The amount of venom that Shorty has reserved for his former mentor, makes it interesting to see if Cube will make a verbal comeback. Will he view Shorty as beneath his radar, or he will be stung into another back-and-forth battle the way he traded insults with Cypress Hill several years back?

Elsewhere, despite the appearance of a few damp squibs such as the tired double-time rhyming on ‘Get Shorty’ and the ill advised remake of ‘Lord Have Mercy’, the majority of rest of the album is quite solid. Tracks of particular note include the East Coast sounding ‘Fake Azz Gangsta’ and ‘Neva Cry Wolf’ (the latter which resurrects the infamous “Boom Ping Piiiiiing” Lench Mob call), the silky smooth ‘Natural High’ and the hard bump of ‘Ghetto Treason’, remarkable in its own right, as it features the return of the Boo-Yaa Tribe on wax.

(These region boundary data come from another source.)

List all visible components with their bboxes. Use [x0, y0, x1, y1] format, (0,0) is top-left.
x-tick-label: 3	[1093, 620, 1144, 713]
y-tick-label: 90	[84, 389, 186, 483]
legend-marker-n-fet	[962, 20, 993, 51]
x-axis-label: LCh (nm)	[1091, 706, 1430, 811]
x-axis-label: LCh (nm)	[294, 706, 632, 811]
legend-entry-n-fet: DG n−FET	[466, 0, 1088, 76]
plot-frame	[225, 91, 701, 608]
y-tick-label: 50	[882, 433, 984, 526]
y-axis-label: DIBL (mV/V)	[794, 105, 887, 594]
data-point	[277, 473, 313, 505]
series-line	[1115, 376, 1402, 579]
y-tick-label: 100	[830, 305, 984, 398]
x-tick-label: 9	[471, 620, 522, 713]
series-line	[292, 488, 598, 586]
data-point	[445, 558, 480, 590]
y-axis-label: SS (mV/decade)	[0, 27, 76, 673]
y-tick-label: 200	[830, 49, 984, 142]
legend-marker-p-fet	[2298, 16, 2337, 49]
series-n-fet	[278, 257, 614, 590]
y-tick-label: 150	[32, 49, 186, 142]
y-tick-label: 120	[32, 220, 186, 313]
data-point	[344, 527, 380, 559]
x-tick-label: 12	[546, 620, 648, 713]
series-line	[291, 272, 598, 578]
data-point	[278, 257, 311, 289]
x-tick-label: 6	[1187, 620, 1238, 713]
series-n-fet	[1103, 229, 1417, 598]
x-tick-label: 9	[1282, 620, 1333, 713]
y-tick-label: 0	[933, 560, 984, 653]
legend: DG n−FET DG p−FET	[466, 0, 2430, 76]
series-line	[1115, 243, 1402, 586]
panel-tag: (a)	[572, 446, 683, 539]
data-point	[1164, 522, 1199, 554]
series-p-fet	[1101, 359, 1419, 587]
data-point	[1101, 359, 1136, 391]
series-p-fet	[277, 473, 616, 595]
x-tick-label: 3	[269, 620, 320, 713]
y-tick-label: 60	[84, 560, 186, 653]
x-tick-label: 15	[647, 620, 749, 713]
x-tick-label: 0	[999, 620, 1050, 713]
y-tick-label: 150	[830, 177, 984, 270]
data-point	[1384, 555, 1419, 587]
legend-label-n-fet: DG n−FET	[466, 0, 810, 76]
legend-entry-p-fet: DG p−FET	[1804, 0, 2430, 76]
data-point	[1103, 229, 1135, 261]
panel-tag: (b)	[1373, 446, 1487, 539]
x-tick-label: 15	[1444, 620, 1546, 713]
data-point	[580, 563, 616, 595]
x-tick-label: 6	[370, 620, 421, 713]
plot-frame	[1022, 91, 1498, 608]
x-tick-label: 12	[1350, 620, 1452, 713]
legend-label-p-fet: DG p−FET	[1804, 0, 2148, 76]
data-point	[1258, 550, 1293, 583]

Overall, this is a solid return to the arena for Shorty, and with the promise of J-Dee’s release from prison late next year, a Lench Mob reunion could well be on the cards. The fact that J-Dee shares a similar point of view to his partner-in-crime regarding Ice Cube, may well have O’Shea suffering a few sleepless nights. This may be hard to track down, but for West Coast fans especially, this could be a worthwhile purchase.